A parliamentary inquiry will test the public mood about redeveloping the Australian War Memorial's World War I galleries, including the historic dioramas depicting grim battle scenes.
Some of the dioramas, such as the depiction of Lone Pine, pre-date the memorial's Canberra building and were originally installed at the Melbourne site.
The memorial wants to bring the galleries up to standards demanded by the public, noting the layout is confusing to visitors as well as being poorly lit and not conforming to building standards.
The public works committee said on Friday it would conduct a public hearing early next year on the $32 million project, in accordance with legislation.
Earlier this year The Canberra Times was first to report that Prime Minister Julia Gillard would commit the money for the project as part of the Anzac Centenary Program 2014-2018.
Ms Gillard reassured the service community the heritage-listed dioramas would be carefully preserved.
The grant will allow the memorial to rearrange the display to put the handmade scenes in chronological order.
The memorial will also use the money to upgrade the entire gallery and introduce computer-based interactive programs.
In its submission to the inquiry, the memorial says the World War I galleries in their current form have ''inefficient lighting … [and] a confusing narrative lacking geographical and chronological order''.

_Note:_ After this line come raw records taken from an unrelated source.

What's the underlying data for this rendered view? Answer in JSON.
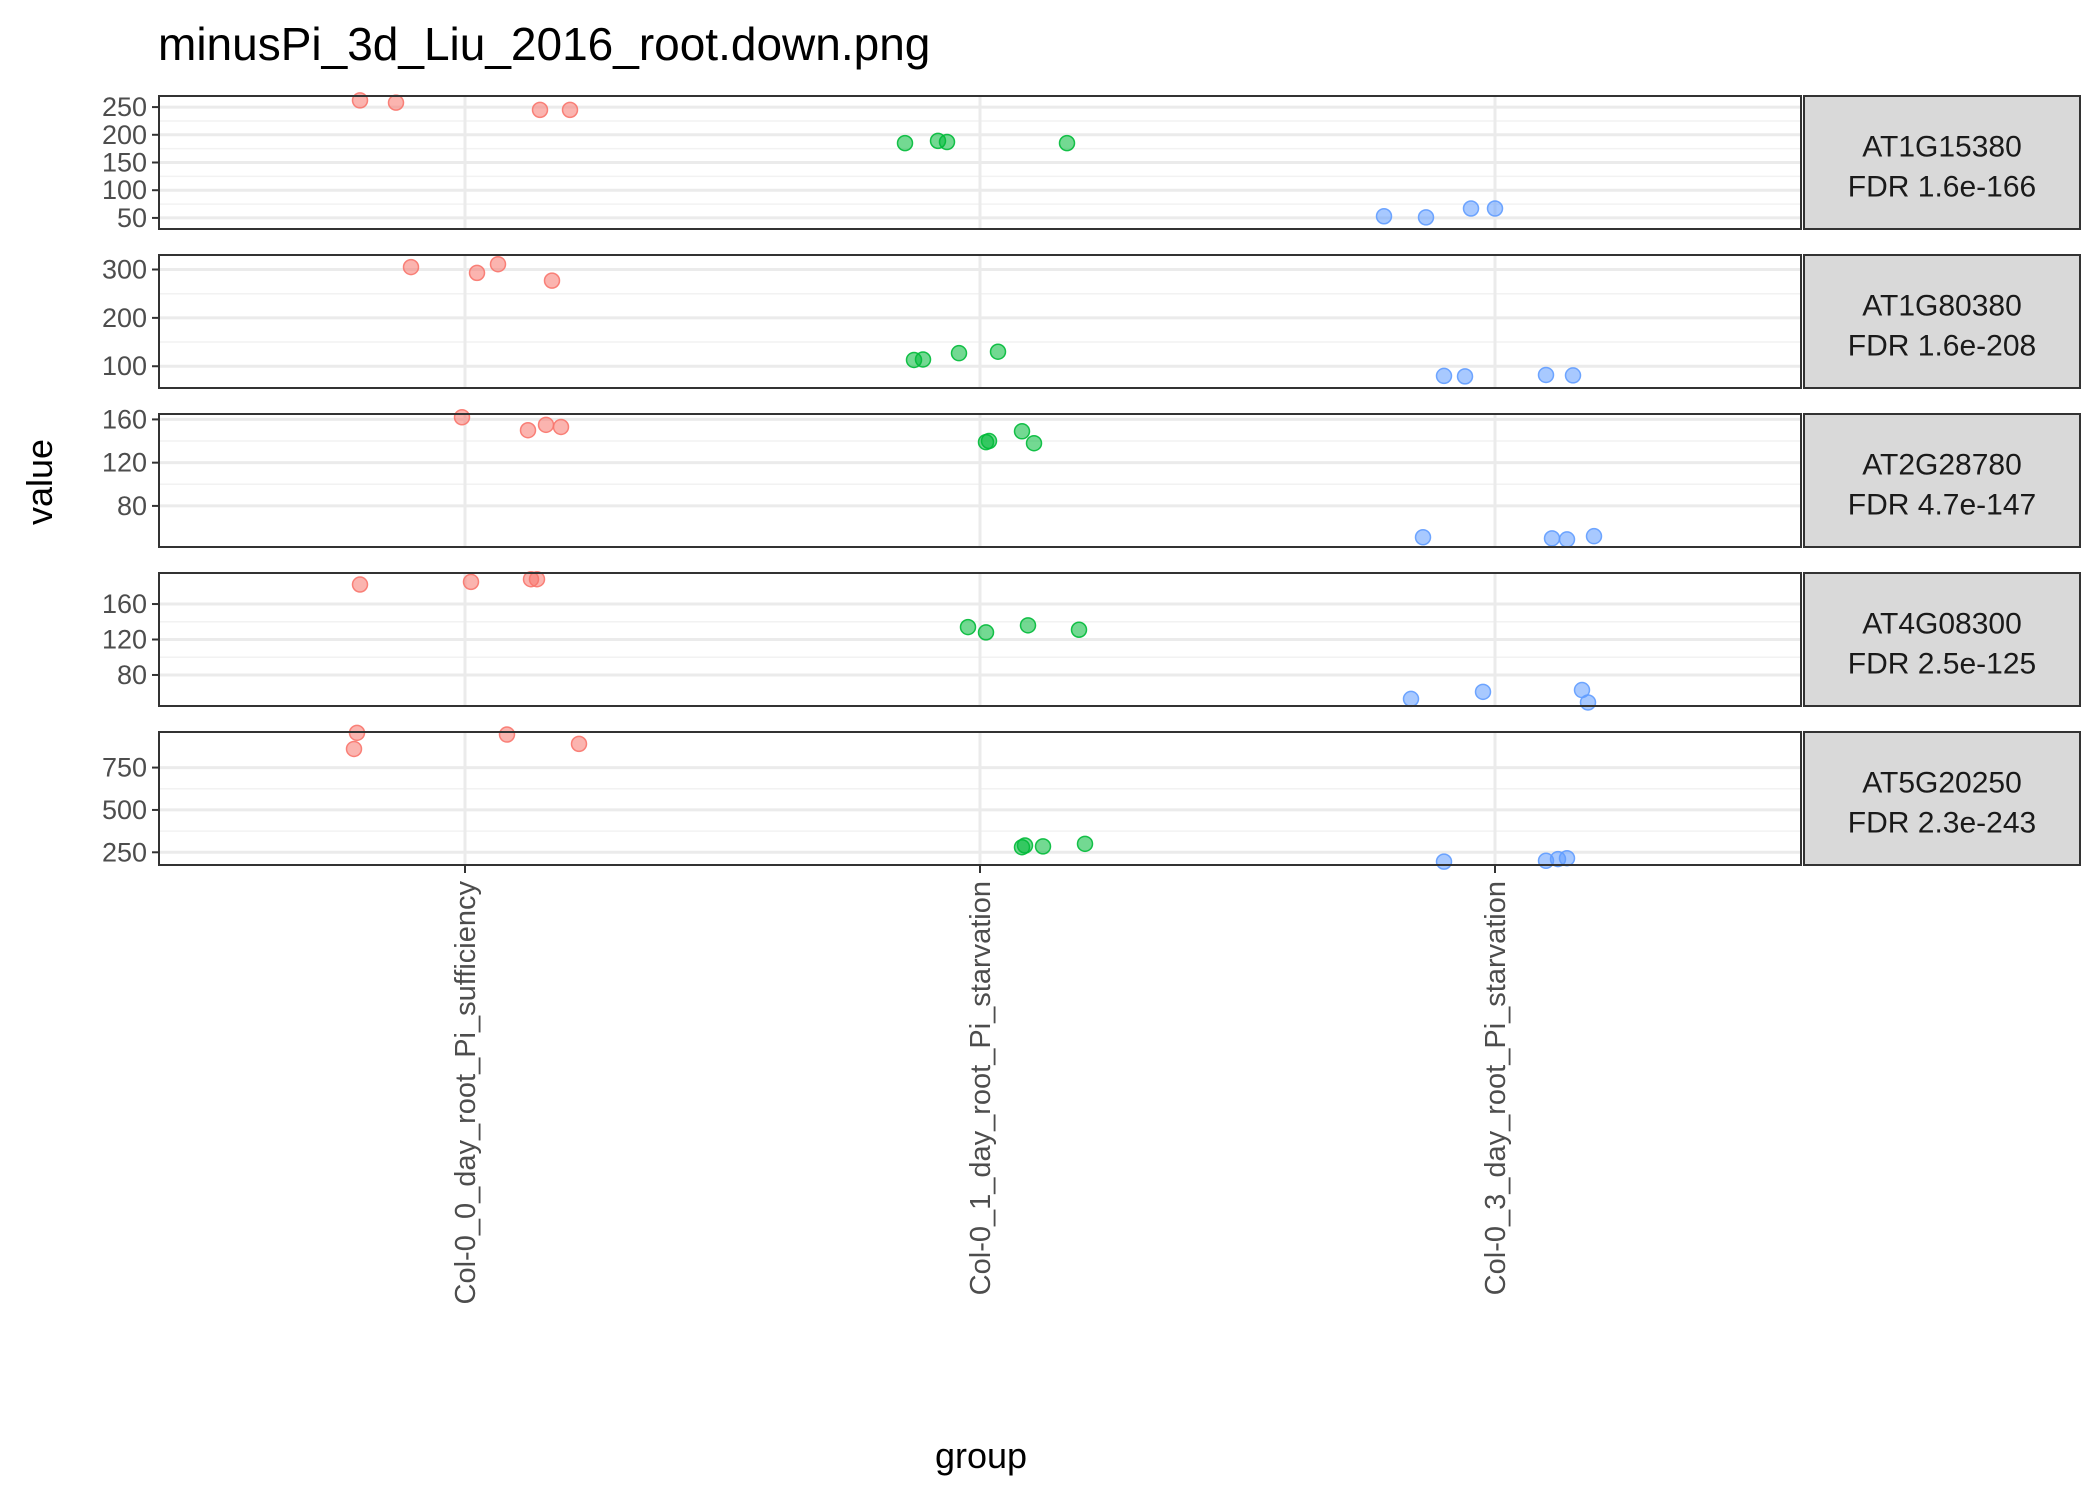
{
  "chart_data": {
    "type": "scatter",
    "title": "minusPi_3d_Liu_2016_root.down.png",
    "xlabel": "group",
    "ylabel": "value",
    "categories": [
      "Col-0_0_day_root_Pi_sufficiency",
      "Col-0_1_day_root_Pi_starvation",
      "Col-0_3_day_root_Pi_starvation"
    ],
    "colors": [
      "#F8766D",
      "#00BA38",
      "#619CFF"
    ],
    "panels": [
      {
        "label_gene": "AT1G15380",
        "label_fdr": "FDR 1.6e-166",
        "ylim": [
          30,
          270
        ],
        "yticks": [
          50,
          100,
          150,
          200,
          250
        ],
        "tick_labels": [
          "50",
          "100",
          "150",
          "200",
          "250"
        ],
        "points": [
          {
            "group": 0,
            "jitter": -0.35,
            "value": 262
          },
          {
            "group": 0,
            "jitter": -0.23,
            "value": 258
          },
          {
            "group": 0,
            "jitter": 0.25,
            "value": 245
          },
          {
            "group": 0,
            "jitter": 0.35,
            "value": 245
          },
          {
            "group": 1,
            "jitter": -0.25,
            "value": 185
          },
          {
            "group": 1,
            "jitter": -0.14,
            "value": 189
          },
          {
            "group": 1,
            "jitter": -0.11,
            "value": 187
          },
          {
            "group": 1,
            "jitter": 0.29,
            "value": 185
          },
          {
            "group": 2,
            "jitter": -0.37,
            "value": 53
          },
          {
            "group": 2,
            "jitter": -0.23,
            "value": 51
          },
          {
            "group": 2,
            "jitter": -0.08,
            "value": 67
          },
          {
            "group": 2,
            "jitter": 0.0,
            "value": 67
          }
        ]
      },
      {
        "label_gene": "AT1G80380",
        "label_fdr": "FDR 1.6e-208",
        "ylim": [
          55,
          330
        ],
        "yticks": [
          100,
          200,
          300
        ],
        "tick_labels": [
          "100",
          "200",
          "300"
        ],
        "points": [
          {
            "group": 0,
            "jitter": -0.18,
            "value": 305
          },
          {
            "group": 0,
            "jitter": 0.04,
            "value": 293
          },
          {
            "group": 0,
            "jitter": 0.11,
            "value": 311
          },
          {
            "group": 0,
            "jitter": 0.29,
            "value": 277
          },
          {
            "group": 1,
            "jitter": -0.22,
            "value": 113
          },
          {
            "group": 1,
            "jitter": -0.19,
            "value": 114
          },
          {
            "group": 1,
            "jitter": -0.07,
            "value": 127
          },
          {
            "group": 1,
            "jitter": 0.06,
            "value": 130
          },
          {
            "group": 2,
            "jitter": -0.17,
            "value": 80
          },
          {
            "group": 2,
            "jitter": -0.1,
            "value": 79
          },
          {
            "group": 2,
            "jitter": 0.17,
            "value": 82
          },
          {
            "group": 2,
            "jitter": 0.26,
            "value": 81
          }
        ]
      },
      {
        "label_gene": "AT2G28780",
        "label_fdr": "FDR 4.7e-147",
        "ylim": [
          42,
          165
        ],
        "yticks": [
          80,
          120,
          160
        ],
        "tick_labels": [
          "80",
          "120",
          "160"
        ],
        "points": [
          {
            "group": 0,
            "jitter": -0.01,
            "value": 162
          },
          {
            "group": 0,
            "jitter": 0.21,
            "value": 150
          },
          {
            "group": 0,
            "jitter": 0.27,
            "value": 155
          },
          {
            "group": 0,
            "jitter": 0.32,
            "value": 153
          },
          {
            "group": 1,
            "jitter": 0.02,
            "value": 139
          },
          {
            "group": 1,
            "jitter": 0.03,
            "value": 140
          },
          {
            "group": 1,
            "jitter": 0.14,
            "value": 149
          },
          {
            "group": 1,
            "jitter": 0.18,
            "value": 138
          },
          {
            "group": 2,
            "jitter": -0.24,
            "value": 51
          },
          {
            "group": 2,
            "jitter": 0.19,
            "value": 50
          },
          {
            "group": 2,
            "jitter": 0.24,
            "value": 49
          },
          {
            "group": 2,
            "jitter": 0.33,
            "value": 52
          }
        ]
      },
      {
        "label_gene": "AT4G08300",
        "label_fdr": "FDR 2.5e-125",
        "ylim": [
          45,
          195
        ],
        "yticks": [
          80,
          120,
          160
        ],
        "tick_labels": [
          "80",
          "120",
          "160"
        ],
        "points": [
          {
            "group": 0,
            "jitter": -0.35,
            "value": 182
          },
          {
            "group": 0,
            "jitter": 0.02,
            "value": 185
          },
          {
            "group": 0,
            "jitter": 0.22,
            "value": 188
          },
          {
            "group": 0,
            "jitter": 0.24,
            "value": 188
          },
          {
            "group": 1,
            "jitter": -0.04,
            "value": 134
          },
          {
            "group": 1,
            "jitter": 0.02,
            "value": 128
          },
          {
            "group": 1,
            "jitter": 0.16,
            "value": 136
          },
          {
            "group": 1,
            "jitter": 0.33,
            "value": 131
          },
          {
            "group": 2,
            "jitter": -0.28,
            "value": 53
          },
          {
            "group": 2,
            "jitter": -0.04,
            "value": 61
          },
          {
            "group": 2,
            "jitter": 0.29,
            "value": 63
          },
          {
            "group": 2,
            "jitter": 0.31,
            "value": 49
          }
        ]
      },
      {
        "label_gene": "AT5G20250",
        "label_fdr": "FDR 2.3e-243",
        "ylim": [
          175,
          960
        ],
        "yticks": [
          250,
          500,
          750
        ],
        "tick_labels": [
          "250",
          "500",
          "750"
        ],
        "points": [
          {
            "group": 0,
            "jitter": -0.37,
            "value": 860
          },
          {
            "group": 0,
            "jitter": -0.36,
            "value": 955
          },
          {
            "group": 0,
            "jitter": 0.14,
            "value": 945
          },
          {
            "group": 0,
            "jitter": 0.38,
            "value": 890
          },
          {
            "group": 1,
            "jitter": 0.14,
            "value": 280
          },
          {
            "group": 1,
            "jitter": 0.15,
            "value": 290
          },
          {
            "group": 1,
            "jitter": 0.21,
            "value": 285
          },
          {
            "group": 1,
            "jitter": 0.35,
            "value": 300
          },
          {
            "group": 2,
            "jitter": 0.17,
            "value": 200
          },
          {
            "group": 2,
            "jitter": 0.21,
            "value": 210
          },
          {
            "group": 2,
            "jitter": 0.24,
            "value": 215
          },
          {
            "group": 2,
            "jitter": -0.17,
            "value": 195
          }
        ]
      }
    ],
    "grid": true,
    "legend": "none"
  }
}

Veterans Affairs Minister Warren Snowdon has been made the Minister Assisting the Prime Minister on the Centenary of Anzac to ensure the commemorations are given priority.
He believes the refurbishment of the World War I galleries will be a fitting tribute to the 400,000 Australians who served in that theatre.

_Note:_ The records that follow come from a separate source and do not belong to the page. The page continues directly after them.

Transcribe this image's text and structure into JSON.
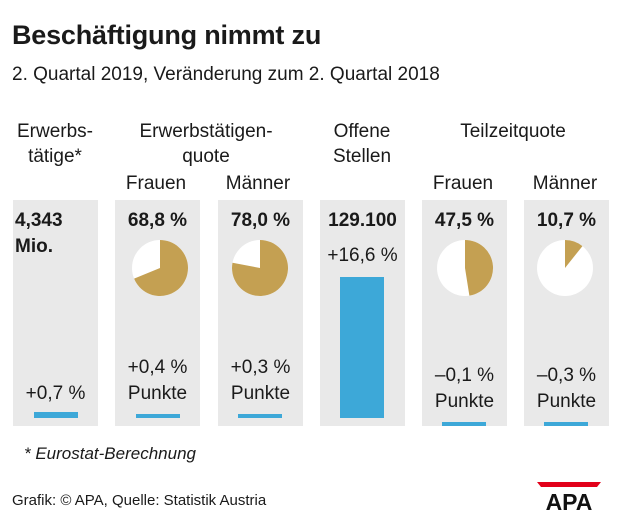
{
  "title": "Beschäftigung nimmt zu",
  "subtitle": "2. Quartal 2019, Veränderung zum 2. Quartal 2018",
  "headers": {
    "erwerbstaetige": [
      "Erwerbs-",
      "tätige*"
    ],
    "quote": [
      "Erwerbstätigen-",
      "quote"
    ],
    "offene": [
      "Offene",
      "Stellen"
    ],
    "teilzeit": "Teilzeitquote",
    "frauen": "Frauen",
    "maenner": "Männer"
  },
  "colors": {
    "bar": "#3da8d8",
    "pie_fill": "#c4a052",
    "pie_rest": "#ffffff",
    "panel": "#e9e9e9",
    "logo": "#e2001a"
  },
  "chart_data": {
    "type": "bar",
    "title": "Beschäftigung nimmt zu",
    "subtitle": "2. Quartal 2019, Veränderung zum 2. Quartal 2018",
    "columns": [
      {
        "key": "erwerbstaetige",
        "value_lines": [
          "4,343",
          "Mio."
        ],
        "change_lines": [
          "+0,7 %"
        ],
        "change": 0.7
      },
      {
        "key": "quote_frauen",
        "value_lines": [
          "68,8 %"
        ],
        "share": 68.8,
        "change_lines": [
          "+0,4 %",
          "Punkte"
        ],
        "change": 0.4
      },
      {
        "key": "quote_maenner",
        "value_lines": [
          "78,0 %"
        ],
        "share": 78.0,
        "change_lines": [
          "+0,3 %",
          "Punkte"
        ],
        "change": 0.3
      },
      {
        "key": "offene_stellen",
        "value_lines": [
          "129.100"
        ],
        "change_lines": [
          "+16,6 %"
        ],
        "change": 16.6
      },
      {
        "key": "teilzeit_frauen",
        "value_lines": [
          "47,5 %"
        ],
        "share": 47.5,
        "change_lines": [
          "–0,1 %",
          "Punkte"
        ],
        "change": -0.1
      },
      {
        "key": "teilzeit_maenner",
        "value_lines": [
          "10,7 %"
        ],
        "share": 10.7,
        "change_lines": [
          "–0,3 %",
          "Punkte"
        ],
        "change": -0.3
      }
    ]
  },
  "footnote": "* Eurostat-Berechnung",
  "source": "Grafik: © APA, Quelle: Statistik Austria",
  "logo_text": "APA"
}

The main building of the war memorial was completed in 1941 but it was not until 1971 that the eastern and western wings were added, finally allowing room for adequate display of World War II material.
The dioramas date back to the beginning of the memorial.
One, titled Somme Winter, depicts a trench located west of Gueudecourt, showing the grim conditions in which Australians fought and lived.
The small funk hole, roofed by duckboard and covered with a waterproof sheet, is where the men mostly slept during winter.
The dioramas were first suggested by official war artist Will Dyson and official war historian Charles Bean, to give a more vivid impression of war than conveyed through photographs and paintings.
The memorial says the dioramas were designed to create an emotional account of the experiences of Australians who fought in the First World War.
The First World War galleries are one of the last remaining areas to be redeveloped at the memorial, with work expected to be complete by the end of 2014.